Conceptual Framework and Architecture for Privacy Audit.

Many ICT applications involve the collection of personal information or information on the behaviour of customers, users, employees, citizens, or patients. The organisations that collect this data need to manage the privacy of these individuals. In many organisations there are insufficient data protection measures and a low level of trust among those whose data are concerned.
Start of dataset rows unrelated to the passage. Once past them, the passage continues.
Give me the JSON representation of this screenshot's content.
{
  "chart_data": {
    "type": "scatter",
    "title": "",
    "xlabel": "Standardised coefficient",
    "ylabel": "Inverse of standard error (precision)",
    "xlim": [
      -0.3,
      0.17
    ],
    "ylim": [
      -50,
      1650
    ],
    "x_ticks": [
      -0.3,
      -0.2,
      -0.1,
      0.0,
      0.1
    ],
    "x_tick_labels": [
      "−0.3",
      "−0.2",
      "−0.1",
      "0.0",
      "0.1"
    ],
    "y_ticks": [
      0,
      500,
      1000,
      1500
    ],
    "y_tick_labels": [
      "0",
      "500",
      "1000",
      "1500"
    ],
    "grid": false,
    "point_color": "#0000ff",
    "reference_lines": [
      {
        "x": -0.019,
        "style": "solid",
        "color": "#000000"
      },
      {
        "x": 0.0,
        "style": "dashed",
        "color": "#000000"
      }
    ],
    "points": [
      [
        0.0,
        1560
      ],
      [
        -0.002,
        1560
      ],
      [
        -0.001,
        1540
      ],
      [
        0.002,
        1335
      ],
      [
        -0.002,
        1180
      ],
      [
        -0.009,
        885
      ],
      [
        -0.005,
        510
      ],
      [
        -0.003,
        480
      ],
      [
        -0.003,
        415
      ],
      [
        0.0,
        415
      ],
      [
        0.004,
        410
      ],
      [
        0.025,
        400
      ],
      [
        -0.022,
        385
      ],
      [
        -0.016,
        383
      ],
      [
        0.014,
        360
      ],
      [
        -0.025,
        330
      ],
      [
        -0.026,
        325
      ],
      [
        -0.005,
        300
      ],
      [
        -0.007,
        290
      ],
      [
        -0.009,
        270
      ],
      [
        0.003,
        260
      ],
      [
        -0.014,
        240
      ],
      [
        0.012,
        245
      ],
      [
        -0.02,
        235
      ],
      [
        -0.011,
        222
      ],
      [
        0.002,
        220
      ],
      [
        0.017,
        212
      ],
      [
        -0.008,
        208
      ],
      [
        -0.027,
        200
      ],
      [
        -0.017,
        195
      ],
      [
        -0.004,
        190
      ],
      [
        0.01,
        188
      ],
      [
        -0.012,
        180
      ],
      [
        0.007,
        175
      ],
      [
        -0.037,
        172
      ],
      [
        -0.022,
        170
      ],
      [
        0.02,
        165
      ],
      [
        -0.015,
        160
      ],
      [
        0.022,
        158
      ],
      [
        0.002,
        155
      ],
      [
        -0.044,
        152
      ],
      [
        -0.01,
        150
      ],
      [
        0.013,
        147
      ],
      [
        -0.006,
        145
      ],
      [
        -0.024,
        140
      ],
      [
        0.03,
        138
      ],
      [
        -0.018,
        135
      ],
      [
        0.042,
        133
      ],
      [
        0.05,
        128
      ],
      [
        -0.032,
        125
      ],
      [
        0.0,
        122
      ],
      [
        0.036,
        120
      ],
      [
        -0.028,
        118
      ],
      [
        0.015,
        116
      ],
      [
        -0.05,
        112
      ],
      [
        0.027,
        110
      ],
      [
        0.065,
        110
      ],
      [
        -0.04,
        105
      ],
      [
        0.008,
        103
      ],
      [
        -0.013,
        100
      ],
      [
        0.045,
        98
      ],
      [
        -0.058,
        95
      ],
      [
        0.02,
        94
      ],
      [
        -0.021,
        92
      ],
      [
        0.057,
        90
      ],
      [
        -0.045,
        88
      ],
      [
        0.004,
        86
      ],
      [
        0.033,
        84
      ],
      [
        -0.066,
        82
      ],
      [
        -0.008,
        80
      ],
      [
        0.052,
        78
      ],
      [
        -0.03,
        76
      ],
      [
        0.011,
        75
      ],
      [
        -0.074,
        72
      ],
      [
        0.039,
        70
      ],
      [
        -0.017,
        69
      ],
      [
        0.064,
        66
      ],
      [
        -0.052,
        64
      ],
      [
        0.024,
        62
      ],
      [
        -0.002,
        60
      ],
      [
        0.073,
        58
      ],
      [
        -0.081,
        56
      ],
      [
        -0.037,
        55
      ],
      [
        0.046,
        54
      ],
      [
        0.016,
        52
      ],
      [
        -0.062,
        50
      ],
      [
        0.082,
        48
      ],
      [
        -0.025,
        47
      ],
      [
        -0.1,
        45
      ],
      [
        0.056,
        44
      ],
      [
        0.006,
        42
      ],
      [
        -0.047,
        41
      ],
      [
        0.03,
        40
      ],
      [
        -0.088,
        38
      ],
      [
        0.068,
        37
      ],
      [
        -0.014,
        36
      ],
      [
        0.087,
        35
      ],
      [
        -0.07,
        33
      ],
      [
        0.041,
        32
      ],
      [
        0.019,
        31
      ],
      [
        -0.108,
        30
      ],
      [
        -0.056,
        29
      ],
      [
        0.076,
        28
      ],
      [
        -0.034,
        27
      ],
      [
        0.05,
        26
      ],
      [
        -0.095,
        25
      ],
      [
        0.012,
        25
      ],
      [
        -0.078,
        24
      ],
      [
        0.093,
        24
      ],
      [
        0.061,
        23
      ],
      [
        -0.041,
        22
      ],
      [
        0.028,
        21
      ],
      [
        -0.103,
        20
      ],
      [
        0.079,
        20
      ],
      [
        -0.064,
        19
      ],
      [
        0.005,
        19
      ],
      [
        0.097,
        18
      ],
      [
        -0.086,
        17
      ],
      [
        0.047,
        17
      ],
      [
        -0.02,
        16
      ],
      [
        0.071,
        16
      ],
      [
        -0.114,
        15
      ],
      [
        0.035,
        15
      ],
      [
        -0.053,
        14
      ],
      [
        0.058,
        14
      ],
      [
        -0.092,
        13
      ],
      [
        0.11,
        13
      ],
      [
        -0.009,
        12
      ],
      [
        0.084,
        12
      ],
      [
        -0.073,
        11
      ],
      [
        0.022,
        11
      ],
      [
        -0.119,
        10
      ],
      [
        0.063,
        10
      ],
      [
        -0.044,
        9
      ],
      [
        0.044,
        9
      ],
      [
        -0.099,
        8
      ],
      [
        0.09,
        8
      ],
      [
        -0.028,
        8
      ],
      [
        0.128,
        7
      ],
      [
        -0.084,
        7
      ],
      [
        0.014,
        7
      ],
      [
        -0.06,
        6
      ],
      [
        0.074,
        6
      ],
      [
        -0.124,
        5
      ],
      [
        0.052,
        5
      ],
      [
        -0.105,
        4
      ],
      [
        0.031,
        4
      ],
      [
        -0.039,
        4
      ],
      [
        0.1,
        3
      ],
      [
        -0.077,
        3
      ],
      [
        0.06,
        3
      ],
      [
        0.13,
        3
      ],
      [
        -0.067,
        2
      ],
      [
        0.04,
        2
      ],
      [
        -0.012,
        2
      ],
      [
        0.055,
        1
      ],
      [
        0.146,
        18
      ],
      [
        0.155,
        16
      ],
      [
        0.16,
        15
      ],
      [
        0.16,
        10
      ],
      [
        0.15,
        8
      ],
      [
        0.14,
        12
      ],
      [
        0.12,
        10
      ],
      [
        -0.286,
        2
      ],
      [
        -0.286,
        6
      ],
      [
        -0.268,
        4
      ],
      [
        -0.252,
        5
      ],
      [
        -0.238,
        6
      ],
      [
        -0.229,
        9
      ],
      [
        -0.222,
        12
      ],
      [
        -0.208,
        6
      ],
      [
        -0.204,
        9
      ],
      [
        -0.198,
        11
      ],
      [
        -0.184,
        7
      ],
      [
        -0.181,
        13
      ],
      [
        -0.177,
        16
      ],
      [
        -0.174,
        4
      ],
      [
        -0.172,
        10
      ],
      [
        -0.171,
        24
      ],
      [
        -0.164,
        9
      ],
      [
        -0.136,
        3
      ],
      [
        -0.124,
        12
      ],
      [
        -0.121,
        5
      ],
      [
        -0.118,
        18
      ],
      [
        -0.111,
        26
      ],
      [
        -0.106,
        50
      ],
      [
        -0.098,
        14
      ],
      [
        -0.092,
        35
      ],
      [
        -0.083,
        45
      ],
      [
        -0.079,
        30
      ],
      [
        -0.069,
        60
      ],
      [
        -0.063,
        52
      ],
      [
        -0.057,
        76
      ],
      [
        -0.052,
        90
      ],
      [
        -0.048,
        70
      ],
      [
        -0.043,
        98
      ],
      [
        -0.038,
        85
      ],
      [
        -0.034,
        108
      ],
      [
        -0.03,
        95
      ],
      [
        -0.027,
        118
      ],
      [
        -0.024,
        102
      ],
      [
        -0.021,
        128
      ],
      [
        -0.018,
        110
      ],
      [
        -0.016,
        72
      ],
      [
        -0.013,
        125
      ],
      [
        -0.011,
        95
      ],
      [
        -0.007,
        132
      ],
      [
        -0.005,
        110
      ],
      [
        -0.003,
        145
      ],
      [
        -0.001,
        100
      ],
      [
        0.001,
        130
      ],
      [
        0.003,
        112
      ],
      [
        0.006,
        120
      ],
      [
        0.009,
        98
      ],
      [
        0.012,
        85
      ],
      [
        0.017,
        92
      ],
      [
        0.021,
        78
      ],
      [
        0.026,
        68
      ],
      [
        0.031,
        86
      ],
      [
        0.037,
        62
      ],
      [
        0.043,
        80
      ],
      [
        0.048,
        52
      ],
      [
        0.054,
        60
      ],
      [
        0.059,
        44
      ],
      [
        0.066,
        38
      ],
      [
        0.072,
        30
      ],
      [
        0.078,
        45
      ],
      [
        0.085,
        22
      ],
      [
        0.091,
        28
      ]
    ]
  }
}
It is often difficult and burdensome for organisations to prove privacy compliance and accountability especially in situations that cross national boundaries and involve a number of different legal systems governing privacy. In response to these obstacles, we describe instruments facilitating accountability, audit, and meaningful certification. These instruments are based on a set of fundamental data protection goals DPG: availability, integrity, confidentiality, transparency, intervenability, and unlinkability. By using the data protection goals instead of focusing on fragmented national privacy regulations, a well defined set of privacy metrics can be identified recognising privacy by design requirements and widely accepted certification criteria. We also describe a novel conceptual framework and architecture for defining comprehensive privacy compliance metrics and providing assessment tools for ICT applications and services using as much automation as possible. The proposed metrics and tools will identify gaps, provide clear suggestions and will assist audit and certification to support informed decisions on the trustworthiness of ICT for citizens and businesses.